Malam ini, 7 Januari 2016. Di
sebuah tanggal yang bisa terbilang baru di tahun yang baru, aku kembali duduk
di depan layar canggih yang selalu menemaniku beberapa tahun terakhir ini. aku lihat di pojok kanan layar canggih
yang biasa ku sebut dengan laptop itu menunjukan pukul 10 malam lewat lima
menit.
Ahh... malam ini, kenapa harus
malam ini? Entah, yang jelas malam ini aku kembali mengingat sebuah, ahh tidak
lebih tepatnya seseorang. Aku mengingat
seseorang yang mengingatkanku pada sesuatu yang lainnya. Rumit memang, tapi yaa
beginilah.
Biar ku ceritakan, sebuah kisah
yang aku alami beberapa tahun lalu.
Dulu, aku punya sebuah
layang-layang. Layang-layang terindah yang pernah aku miliki jika harus ku
bandingkan dengan layang-layang yang lainnya. Warnanya tidak terlalu mencolok,
namun menarik. Layang-layang biasa bagi yang lain, namun bagiku dialah
layang-layang luar biasa. Tak ada layang-layang lain yang mampu terbang lebih tinggi melebihi
layang-layangku. Di langitku, di langit milikku sendiri, hanya layang-layang
itu yang mampu terbang melebihi batas cakrawalaku.

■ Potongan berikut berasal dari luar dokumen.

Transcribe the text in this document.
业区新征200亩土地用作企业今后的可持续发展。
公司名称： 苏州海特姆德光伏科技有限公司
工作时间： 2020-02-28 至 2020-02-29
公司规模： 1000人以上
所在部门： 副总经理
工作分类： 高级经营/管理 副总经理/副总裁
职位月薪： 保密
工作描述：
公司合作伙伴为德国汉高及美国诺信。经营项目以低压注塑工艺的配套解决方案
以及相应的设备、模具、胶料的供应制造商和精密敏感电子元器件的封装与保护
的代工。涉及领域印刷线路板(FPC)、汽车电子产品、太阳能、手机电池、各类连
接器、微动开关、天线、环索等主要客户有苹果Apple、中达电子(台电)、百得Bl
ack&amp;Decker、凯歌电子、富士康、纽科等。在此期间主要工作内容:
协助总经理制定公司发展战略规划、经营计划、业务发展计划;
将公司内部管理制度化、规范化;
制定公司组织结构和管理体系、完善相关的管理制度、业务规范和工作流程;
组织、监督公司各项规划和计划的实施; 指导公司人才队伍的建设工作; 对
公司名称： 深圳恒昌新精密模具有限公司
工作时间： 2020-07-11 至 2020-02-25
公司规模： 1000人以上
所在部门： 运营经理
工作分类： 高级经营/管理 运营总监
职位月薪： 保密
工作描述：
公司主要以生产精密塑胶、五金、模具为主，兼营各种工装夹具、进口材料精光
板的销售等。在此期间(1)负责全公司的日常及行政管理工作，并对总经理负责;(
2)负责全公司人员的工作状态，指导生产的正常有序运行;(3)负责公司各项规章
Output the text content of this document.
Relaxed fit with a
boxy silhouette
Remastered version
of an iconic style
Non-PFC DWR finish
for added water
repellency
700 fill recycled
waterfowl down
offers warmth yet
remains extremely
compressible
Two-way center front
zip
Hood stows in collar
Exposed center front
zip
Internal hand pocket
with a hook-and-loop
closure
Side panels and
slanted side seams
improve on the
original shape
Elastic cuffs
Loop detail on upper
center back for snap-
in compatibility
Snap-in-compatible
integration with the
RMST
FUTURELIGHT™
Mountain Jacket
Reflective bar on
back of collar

Perlu kau tahu, tak mudah bagiku
untuk memilikinya. Layang-layang itu tak aku dapatkan dengan cara membeli,
ataupun membuatnya sendiri. Aku mendapatnya dalam sebuah perjalanan panjang yang
penuh perjuangan. Aku harus berlari melebihi kecepatan angin untuk mengejarnya,
aku terjatuh ketika aku bertemu batu, aku terluka ketika aku mencoba menarik
benangnya, sungguh tak mudah. Namun memar, luka, dan darah itu aku rasa semua
terbayar sudah ketika layang-layang yang aku inginkan telah aku dapatkan.
Di hari layang-layang itu telah
menjadi milikku, aku sungguh bahagia. Aku bisa menerbangkannya setiap kali aku
ingin melihat dia terbang, aku bisa membawanya kemanapun aku mau. Kami, aku dan
layang-layangku bermain melawan angin bersama.
Aku berlari dan dia terbang, bersama-sama kami menjelajahi padang luas
berangin. Teramat sangat menyenangkan, selalu begitu setiap hari.
Hingga aku tiba pada titik
terjenuhku, aku pikir layang-layang yang telah menjadi milikku akan selalu
menjadi milikku. Namun ternyata aku salah, suatu hari di padang yang sama, aku
kembali menerbangkannya. Layang-layangku telah terbang tinggi, namun aku
menginginkan dia lebih tinggi. Aku terus mengulur talinya membuat dia terbang
semakin jauh dan menjauhiku. Awalnya aku senang, bahagia melihat dia berada
jauh di atas sana. Namun semuanya berubah ketika aku menyadari bahwa semesta
tak bekerja sendiri. Angin tak hanya satu. Dan entah mengapa pada hari itu,
seakan-akan semua angin bersatu untuk merebut layang-layangku, merenggut
kebahagiaanku. Benang kuat yang aku ikatkan pada layang-layang itu putus begitu
saja, membawanya terbang jauh entah kemana. Aku berlari mengejarnya, aku
berlari dengan cepat dan semakin cepat. Namun percuma, layang-layang itu telah
pergi jauh entah kemana.
Aku lelah, aku sedih, aku
terluka, aku terus berjalan dalam rasa putus asa. Terus melangkah dan berharap
akan menemukannya di depan sana. Hingga di satu titik di jalan panjang itu, aku
melihat layang-layangku, namun layang-layang itu telah berada pada genggaman
tangan orang lain.
Dari jauh aku perhatikan
bagaimana orang itu. Dia tersenyum, iya... dia tersenyum dengan senyuman yang
sama yang pernah aku miliki dulu. Dia bahagia dengan kebahagiaan yang pernah
aku rasakan dulu. Layang-layang yang aku pikir akan selalu menjadi milikku,
kini telah menemukan pemilik barunya.